Text Missing From the Discussion Section

JAMA Intern Med. 2016;176(9):1412. doi:10.1001/jamainternmed.2016.4937

In the Original Investigation titled “Mortality for Publicly Reported Conditions and Overall Hospital Mortality Rates” published in the July 22, 2013, issue of JAMA Internal Medicine,1 a portion of the text in the Discussion section was missing from the online .pdf and print versions of the article.

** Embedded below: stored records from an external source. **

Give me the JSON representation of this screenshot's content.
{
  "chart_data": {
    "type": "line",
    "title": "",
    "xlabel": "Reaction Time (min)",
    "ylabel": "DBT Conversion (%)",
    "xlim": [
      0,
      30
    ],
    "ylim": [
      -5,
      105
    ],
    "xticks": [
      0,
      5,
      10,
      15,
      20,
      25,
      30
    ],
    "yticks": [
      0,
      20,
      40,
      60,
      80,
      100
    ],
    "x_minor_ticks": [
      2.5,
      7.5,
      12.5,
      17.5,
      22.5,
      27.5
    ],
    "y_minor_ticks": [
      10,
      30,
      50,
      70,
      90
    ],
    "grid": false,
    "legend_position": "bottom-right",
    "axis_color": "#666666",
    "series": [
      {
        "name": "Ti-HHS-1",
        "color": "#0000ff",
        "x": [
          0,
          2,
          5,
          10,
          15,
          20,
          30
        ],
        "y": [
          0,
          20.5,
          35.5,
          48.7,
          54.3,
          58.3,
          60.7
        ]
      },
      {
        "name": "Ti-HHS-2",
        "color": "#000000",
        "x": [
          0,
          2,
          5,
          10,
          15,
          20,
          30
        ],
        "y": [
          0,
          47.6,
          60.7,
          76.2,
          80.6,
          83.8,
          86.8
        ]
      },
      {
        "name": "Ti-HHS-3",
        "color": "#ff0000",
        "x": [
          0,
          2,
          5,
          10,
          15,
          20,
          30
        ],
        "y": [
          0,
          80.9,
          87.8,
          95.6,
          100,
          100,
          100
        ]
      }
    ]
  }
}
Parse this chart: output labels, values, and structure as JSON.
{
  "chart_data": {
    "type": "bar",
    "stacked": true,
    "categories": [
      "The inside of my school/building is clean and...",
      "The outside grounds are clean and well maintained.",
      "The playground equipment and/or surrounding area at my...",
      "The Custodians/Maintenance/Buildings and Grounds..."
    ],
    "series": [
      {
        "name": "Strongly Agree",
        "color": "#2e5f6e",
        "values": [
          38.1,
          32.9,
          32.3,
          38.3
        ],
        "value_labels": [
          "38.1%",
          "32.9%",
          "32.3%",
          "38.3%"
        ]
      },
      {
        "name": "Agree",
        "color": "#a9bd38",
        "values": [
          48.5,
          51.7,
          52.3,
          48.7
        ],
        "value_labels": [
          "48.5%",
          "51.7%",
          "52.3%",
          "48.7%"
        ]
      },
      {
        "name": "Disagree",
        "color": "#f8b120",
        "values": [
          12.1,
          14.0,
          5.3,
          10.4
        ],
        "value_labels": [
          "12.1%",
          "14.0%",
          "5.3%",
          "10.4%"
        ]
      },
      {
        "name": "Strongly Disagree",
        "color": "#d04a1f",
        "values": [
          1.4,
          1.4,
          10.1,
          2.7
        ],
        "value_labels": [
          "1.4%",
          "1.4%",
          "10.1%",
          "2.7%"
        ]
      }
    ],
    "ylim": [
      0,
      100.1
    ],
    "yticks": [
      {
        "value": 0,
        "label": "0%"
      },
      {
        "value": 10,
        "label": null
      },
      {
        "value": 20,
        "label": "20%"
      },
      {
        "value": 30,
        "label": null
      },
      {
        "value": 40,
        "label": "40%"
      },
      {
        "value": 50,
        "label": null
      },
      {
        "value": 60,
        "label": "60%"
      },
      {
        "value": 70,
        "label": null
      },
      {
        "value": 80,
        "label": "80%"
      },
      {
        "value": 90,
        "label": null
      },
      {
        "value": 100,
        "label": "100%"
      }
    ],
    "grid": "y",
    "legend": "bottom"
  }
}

In the second paragraph of the Discussion section, the last sentence, which read, “This may explain the somewhat stronger effect of the publicly reported conditions on predicting specific factors likely still contribute to patient outcomes, the broader findings from our work support the notion that there may actually be ‘good’ and ‘bad’ hospitals and that performance on a manageable set of key indicators can help identify such institutions.” should be replaced with “This may explain the somewhat stronger effect of the publicly reported conditions on predicting medical performance vs surgical performance, particularly for high-comorbidity surgical patients, who likely need particularly specialized care. In addition, emerging data suggest that leadership plays a critical role in hospital quality, perhaps promoting a broad culture of excellence.12,13 While the fact that the ORs were only moderately strong suggests that clinician-specific factors likely still contribute to patient outcomes, the broader findings from our work support the notion that there may actually be ‘good’ and ‘bad’ hospitals and that performance on a manageable set of key indicators can help identify such institutions.” This article was corrected online.